Тут уж Лекарь стал улыбаться во весь рот, не скрывая охватившего его внутреннего веселья.
- Ты и правда способен так думать?
- Знаете, Лекарь, я не хочу больше об этом говорить. Вообще наш разговор меня утомил, если честно. Я бы предпочел сейчас совсем не разговаривать, а лучше подумать о том, что мне предстоит. Лучше бы дали мне хоть какой-нибудь совет о том, что будет в Городе ластиков, о том, как себя вести там, чем городить эти общие фразы о том, что во вселенной все взаимосвязано. И что зло порождает зло.
- Ты не ответил, Константин. Ты и правда думаешь, что Стрекодельфия – всего-навсего галлюцинация?

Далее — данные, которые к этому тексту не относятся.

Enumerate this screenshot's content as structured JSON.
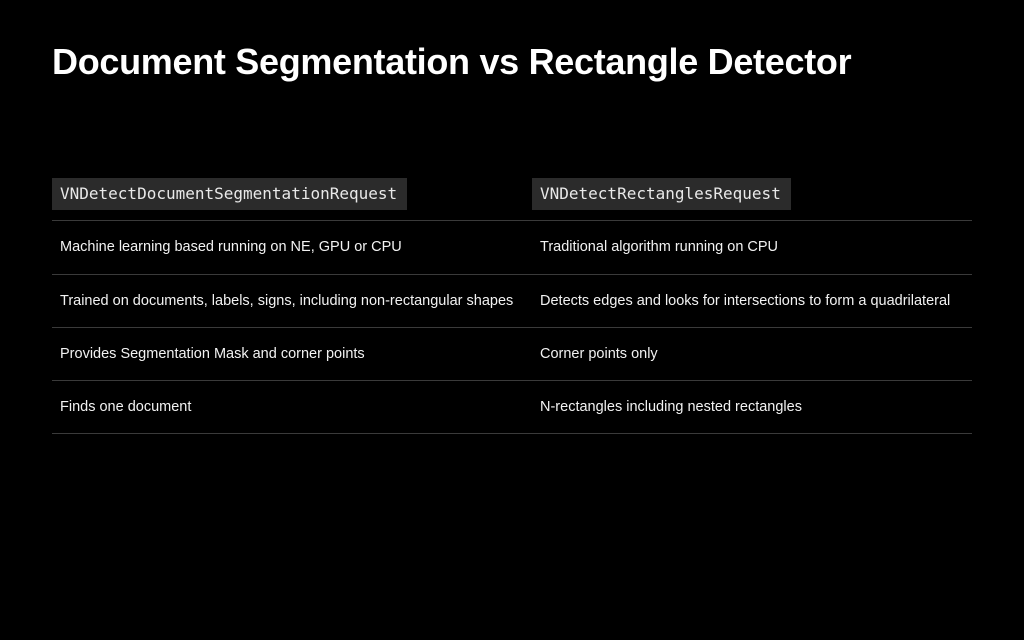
{
  "title": "Document Segmentation vs Rectangle Detector",
  "table": {
    "col_left_header": "VNDetectDocumentSegmentationRequest",
    "col_right_header": "VNDetectRectanglesRequest",
    "rows": [
      {
        "left": "Machine learning based running on NE, GPU or CPU",
        "right": "Traditional algorithm running on CPU"
      },
      {
        "left": "Trained on documents, labels, signs, including non-rectangular shapes",
        "right": "Detects edges and looks for intersections to form a quadrilateral"
      },
      {
        "left": "Provides Segmentation Mask and corner points",
        "right": "Corner points only"
      },
      {
        "left": "Finds one document",
        "right": "N-rectangles including nested rectangles"
      }
    ]
  }
}
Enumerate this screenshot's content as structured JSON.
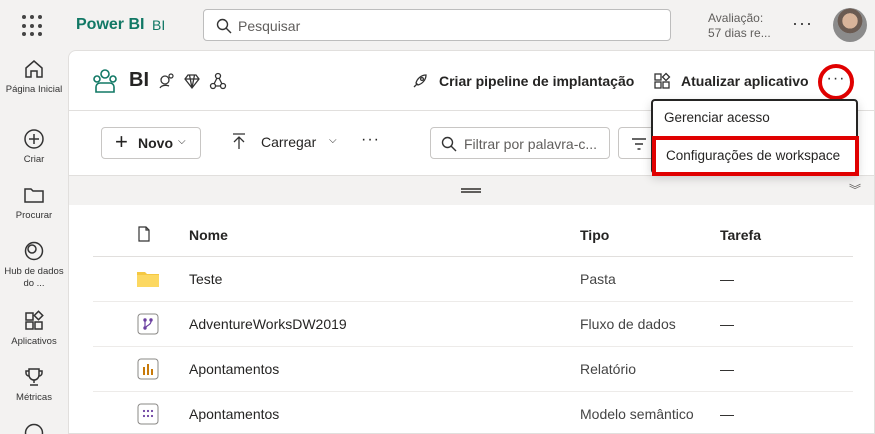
{
  "app": {
    "brand": "Power BI",
    "workspace_short": "BI"
  },
  "search": {
    "placeholder": "Pesquisar"
  },
  "trial": {
    "line1": "Avaliação:",
    "line2": "57 dias re..."
  },
  "nav": [
    {
      "label": "Página Inicial",
      "icon": "home-icon"
    },
    {
      "label": "Criar",
      "icon": "create-icon"
    },
    {
      "label": "Procurar",
      "icon": "folder-icon"
    },
    {
      "label": "Hub de dados do ...",
      "icon": "data-hub-icon"
    },
    {
      "label": "Aplicativos",
      "icon": "apps-icon"
    },
    {
      "label": "Métricas",
      "icon": "trophy-icon"
    }
  ],
  "workspace": {
    "title": "BI",
    "pipeline_label": "Criar pipeline de implantação",
    "update_app_label": "Atualizar aplicativo"
  },
  "toolbar": {
    "new_label": "Novo",
    "upload_label": "Carregar",
    "filter_placeholder": "Filtrar por palavra-c..."
  },
  "table": {
    "headers": {
      "name": "Nome",
      "type": "Tipo",
      "task": "Tarefa"
    },
    "rows": [
      {
        "icon": "folder-icon",
        "name": "Teste",
        "type": "Pasta",
        "task": "—"
      },
      {
        "icon": "dataflow-icon",
        "name": "AdventureWorksDW2019",
        "type": "Fluxo de dados",
        "task": "—"
      },
      {
        "icon": "report-icon",
        "name": "Apontamentos",
        "type": "Relatório",
        "task": "—"
      },
      {
        "icon": "semantic-model-icon",
        "name": "Apontamentos",
        "type": "Modelo semântico",
        "task": "—"
      }
    ]
  },
  "menu": {
    "items": [
      "Gerenciar acesso",
      "Configurações de workspace"
    ]
  },
  "colors": {
    "brand": "#117865",
    "highlight": "#e00000"
  }
}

Я упорно молчал. Наверно, когда я говорил это Лекарю, мной управляла злость. И может, еще желание его хоть как-то зацепить. Что мне не удалось, конечно же.
- Между прочим, как думаешь, чья там была гусеница?


- …?
- Ну, в сказке Кэролла, той, которую ты не любил в детстве?
- Гусеница сидела на бархатно-вельветовой шляпке гриба и курила кальян. Чья гусеница? Как понять? Ничья, наверно…


- Ну же… Ну же, Костя.
- Не понимаю.
- Смотри, я ведь могу в тебе разочароваться. Гусеница какой бабочки? Гусеницы ведь обязательно превращаются в бабочек, так? Гусеницей какой бабочки был тот синий червяк Кэролла, который курил кальян?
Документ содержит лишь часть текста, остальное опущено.